On the mailing list, someone asked about backing up IXP Manager before an upgrade. Barry O'Donovan answered this here and the advice was:

It's not something I generally do as we have our production servers backed up nightly. But:

Assuming you have IXP Manager installed at /srv/ixpmanager then I'd proceed as follows (replacing yyyymmdd with today's date):

  1. Put IXP Manager in maintenance mode (php /srv/ixpmanager/artisan down).

  2. Take a MySQL dump:

    mysqldump --lock-tables --quick --skip-events --triggers \
        -h <host> -u <username> -p<password> ixpmanager |    \
        bzip2 -9 >/srv/ixpmanager/db-yyyymmdd.sql.bz2
    

  3. Duplicate the IXP Manager directory in its entirety:

    rsync -a /srv/ixpmanager/ /srv/ixpmanager-yyyymmdd
    

  4. Upgrade IXP Manager per the usual instructions.

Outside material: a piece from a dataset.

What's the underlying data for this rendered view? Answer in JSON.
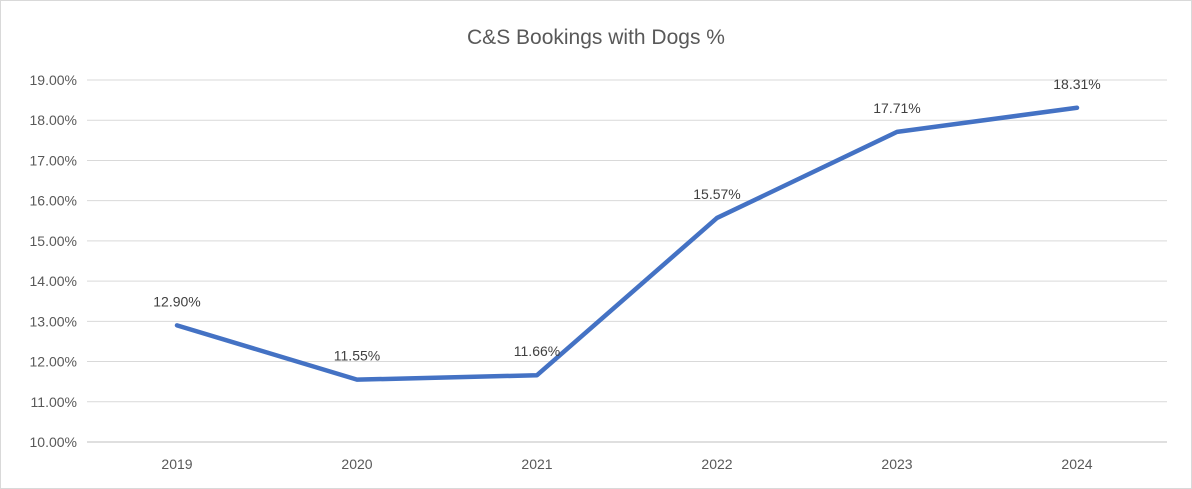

If you need to rollback then:

  1. Restore the database from the dump above:

    bzcat /srv/ixpmanager/db-yyyymmdd.sql.bz2 | \
        mysql -h <host> -u <username> -p<password> ixpmanager
    

  2. Shift the directories around:

    mv /srv/ixpmanager /srv/ixpmanager-failed
    mv /srv/ixpmanager-yyyymmdd /srv/ixpmanager
    

Apache vs Nginx

Added 2020-04-21, Barry O'Donovan

A common question is will IXP Manager work with Nginx + php-fpm considering the automated installation script uses Apache. The short answer is: yes, of course! Use whichever you're most comfortable with.

From experience, people who install IXP Manager and end up asking for installation help are not overly comfortable with Linux / web servers. The easiest installation and maintainable option (by a measurable distance) is Apache. This is why the installation script uses it.

Do we recommend either / any advantages to one over the other? No and no. IXP Manager is a low volume / transaction application. Whatever typical performance benefits you might expect from Nginx + php-fpm simply won't apply here.